Slettnes Lighthouse (Norwegian: Slettnes fyr) is the northernmost mainland lighthouse on Earth. It is located in Gamvik Municipality in Troms og Finnmark county, Norway. It sits along the Barents Sea approximately 3 kilometres (1.9 mi) north of the village of Gamvik on the northern coast of the Nordkinn Peninsula, within the Slettnes Nature Reserve. The 39-metre (128 ft) lighthouse is the only cast iron lighthouse in Finnmark county.
This is the easternmost of the three Nordkapp area lighthouses, and it is often considered the North Cape Light, marking the "top" of Europe. Fruholmen Lighthouse is located about 500 metres (0.31 mi) farther north, on the island of Ingøya, but the Slettnes Lighthouse is the northernmost lighthouse on the mainland of Scandinavia.
This lighthouse was built from 1903 to 1905. The round cast iron tower is 39 metres (128 ft) tall and it is painted red with two white horizontal bands. The light on top emits one long (2.5 sec) white flash every 20 seconds. The light burns from 12 August until 24 April each year. It doesn't burn during the summer due to the midnight sun. In 1922 the lighthouse got a foghorn with a siren, which gave a signal every thirty seconds, helping in fog and bad visibility. The foghorn could be heard in form of a one to two tone signal with a range of 6 nautical miles (11 km; 6.9 mi). The fog horn was in use until 1985.

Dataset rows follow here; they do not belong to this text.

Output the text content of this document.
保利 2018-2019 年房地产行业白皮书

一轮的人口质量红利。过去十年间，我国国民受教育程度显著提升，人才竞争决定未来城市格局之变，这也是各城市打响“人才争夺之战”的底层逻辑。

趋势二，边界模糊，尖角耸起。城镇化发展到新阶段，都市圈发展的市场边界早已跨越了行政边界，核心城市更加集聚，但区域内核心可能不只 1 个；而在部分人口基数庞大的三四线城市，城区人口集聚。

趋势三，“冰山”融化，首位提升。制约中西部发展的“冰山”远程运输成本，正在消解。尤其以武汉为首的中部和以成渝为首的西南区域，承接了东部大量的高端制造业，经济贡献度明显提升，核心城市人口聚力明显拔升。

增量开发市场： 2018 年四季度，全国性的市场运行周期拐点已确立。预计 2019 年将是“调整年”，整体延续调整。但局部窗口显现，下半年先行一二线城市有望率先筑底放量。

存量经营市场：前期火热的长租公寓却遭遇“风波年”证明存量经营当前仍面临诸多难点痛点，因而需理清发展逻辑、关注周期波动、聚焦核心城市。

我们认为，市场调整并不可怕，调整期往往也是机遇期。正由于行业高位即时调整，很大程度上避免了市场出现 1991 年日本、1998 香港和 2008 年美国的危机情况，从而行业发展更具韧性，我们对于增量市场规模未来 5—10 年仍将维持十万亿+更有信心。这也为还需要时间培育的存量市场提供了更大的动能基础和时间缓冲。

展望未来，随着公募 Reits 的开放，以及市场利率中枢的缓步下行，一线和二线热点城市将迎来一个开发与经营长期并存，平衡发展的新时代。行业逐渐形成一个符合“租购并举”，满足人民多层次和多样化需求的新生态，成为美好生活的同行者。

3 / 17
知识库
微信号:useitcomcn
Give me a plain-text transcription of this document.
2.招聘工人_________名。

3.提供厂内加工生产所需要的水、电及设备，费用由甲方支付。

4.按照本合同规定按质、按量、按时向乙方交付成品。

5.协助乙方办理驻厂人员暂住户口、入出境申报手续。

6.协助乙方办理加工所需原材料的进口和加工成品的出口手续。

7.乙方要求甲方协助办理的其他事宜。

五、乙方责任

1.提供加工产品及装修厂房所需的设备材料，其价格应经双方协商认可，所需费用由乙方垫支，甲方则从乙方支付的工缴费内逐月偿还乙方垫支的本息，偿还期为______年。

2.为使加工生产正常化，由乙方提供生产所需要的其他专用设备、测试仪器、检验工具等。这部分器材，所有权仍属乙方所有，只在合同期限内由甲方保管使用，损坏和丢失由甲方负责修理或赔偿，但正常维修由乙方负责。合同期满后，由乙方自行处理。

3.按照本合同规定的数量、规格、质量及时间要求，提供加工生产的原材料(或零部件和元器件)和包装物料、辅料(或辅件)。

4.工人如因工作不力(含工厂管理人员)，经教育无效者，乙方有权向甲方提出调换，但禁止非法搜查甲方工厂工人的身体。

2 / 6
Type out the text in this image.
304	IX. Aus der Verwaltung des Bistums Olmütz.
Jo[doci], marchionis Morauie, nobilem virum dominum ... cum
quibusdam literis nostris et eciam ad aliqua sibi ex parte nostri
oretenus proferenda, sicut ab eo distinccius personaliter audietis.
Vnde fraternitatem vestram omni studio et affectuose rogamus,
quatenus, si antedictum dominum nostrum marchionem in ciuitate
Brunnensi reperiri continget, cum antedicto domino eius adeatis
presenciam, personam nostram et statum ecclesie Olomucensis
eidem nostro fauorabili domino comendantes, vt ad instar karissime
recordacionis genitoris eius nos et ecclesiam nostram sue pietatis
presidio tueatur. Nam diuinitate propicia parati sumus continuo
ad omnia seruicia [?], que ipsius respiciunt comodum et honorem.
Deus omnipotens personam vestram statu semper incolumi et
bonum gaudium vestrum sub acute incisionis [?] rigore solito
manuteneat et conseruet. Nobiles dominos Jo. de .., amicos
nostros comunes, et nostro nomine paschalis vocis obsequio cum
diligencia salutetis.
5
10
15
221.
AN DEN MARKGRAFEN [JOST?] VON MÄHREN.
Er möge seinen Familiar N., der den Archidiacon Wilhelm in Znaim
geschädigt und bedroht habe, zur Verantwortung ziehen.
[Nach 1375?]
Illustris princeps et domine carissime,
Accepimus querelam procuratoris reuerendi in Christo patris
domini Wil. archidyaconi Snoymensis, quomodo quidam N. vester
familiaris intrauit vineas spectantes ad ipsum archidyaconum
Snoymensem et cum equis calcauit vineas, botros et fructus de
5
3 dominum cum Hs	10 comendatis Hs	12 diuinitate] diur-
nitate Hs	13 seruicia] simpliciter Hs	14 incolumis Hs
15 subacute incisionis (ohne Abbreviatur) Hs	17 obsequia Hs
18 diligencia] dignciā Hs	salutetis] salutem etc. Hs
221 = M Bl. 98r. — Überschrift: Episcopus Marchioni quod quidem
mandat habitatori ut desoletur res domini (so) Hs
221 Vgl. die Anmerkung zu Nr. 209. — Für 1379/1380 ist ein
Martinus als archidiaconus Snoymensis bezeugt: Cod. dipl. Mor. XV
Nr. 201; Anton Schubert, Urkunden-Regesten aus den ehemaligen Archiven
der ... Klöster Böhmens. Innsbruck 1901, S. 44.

The lighthouse was heavily damaged during World War II by German troops, but it was painstakingly restored after the war. The restored station was designed by architects Blakstad and Munthe-Kaas and it was completed in 1948. The station is owned by the Kystverket and managed by Gamvik Municipality as a tourist center, and overnight accommodations are available in the station buildings. In 1998, the lighthouse was listed as a heritage site. The lighthouse was automated in 2005.